Multimodal, context-based dataset of children with Post Traumatic Stress Disorder” by Alison Salloum et al. Pattern Recognition Letters


Abstract

Multimodal, context-based dataset of children with Post Traumatic Stress Disorder

The conventional method of diagnosing Post Traumatic Stress Disorder by a clinician has been subjective in nature by taking specific events/context in consideration.

Developing AI-based solutions to these sensitive areas calls for adopting similar methodologies.

Considering this, we propose a de-identified dataset of children subjects who are clinically diagnosed with/without PTSD in multiple contexts.

This datset can help facilitate future research in this area.

For each subject, in the dataset, the participant undergoes several sessions with clinicians and/or guardian that brings out various emotional response from the participant.

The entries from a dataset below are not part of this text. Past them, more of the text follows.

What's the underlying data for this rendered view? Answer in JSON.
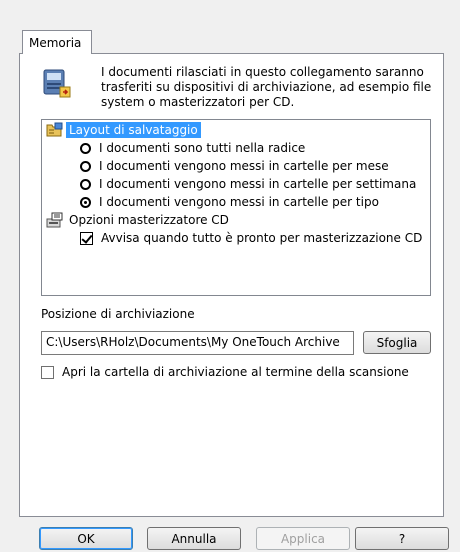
{
  "tab": {
    "label": "Memoria"
  },
  "header": {
    "icon": "storage-icon",
    "text": "I documenti rilasciati in questo collegamento saranno trasferiti su dispositivi di archiviazione, ad esempio file system o masterizzatori per CD."
  },
  "tree": {
    "layout": {
      "label": "Layout di salvataggio",
      "icon": "folder-layout-icon",
      "selected": true,
      "options": [
        {
          "label": "I documenti sono tutti nella radice",
          "checked": false
        },
        {
          "label": "I documenti vengono messi in cartelle per mese",
          "checked": false
        },
        {
          "label": "I documenti vengono messi in cartelle per settimana",
          "checked": false
        },
        {
          "label": "I documenti vengono messi in cartelle per tipo",
          "checked": true
        }
      ]
    },
    "cd": {
      "label": "Opzioni masterizzatore CD",
      "icon": "cd-burner-icon",
      "options": [
        {
          "label": "Avvisa quando tutto è pronto per masterizzazione CD",
          "checked": true
        }
      ]
    }
  },
  "archive": {
    "label": "Posizione di archiviazione",
    "path": "C:\\Users\\RHolz\\Documents\\My OneTouch Archive",
    "browse_label": "Sfoglia"
  },
  "open_folder": {
    "label": "Apri la cartella di archiviazione al termine della scansione",
    "checked": false
  },
  "buttons": {
    "ok": "OK",
    "cancel": "Annulla",
    "apply": "Applica",
    "help": "?"
  }
}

We collect videos of these sessions and for each video, we extract several facial features that detach the identity information of the subjects.

These include facial landmarks, head pose, action units (AU), and eye gaze.

To evaluate this dataset, we propose a baseline approach to identifying PTSD using the encoded action unit (AU) intensities of the video frames as the features.

We show that AU intensities intrinsically captures the expressiveness of the subject and can be leveraged in modeling PTSD solutions.

The AU features are used to train a transformer for classification where we propose encoding the low-dimensional AU intensity vectors using a learnable Fourier representation.

We show that this encoding, combined with a standard Multilayer Perceptron (MLP) mapping of AU intensities yields a superior result when compared to its individual counterparts.

We apply the approach to various contexts of PTSD discussions (e.g., Clinician-child discussion) and our experiments show that using context is essential in classifying videos of children.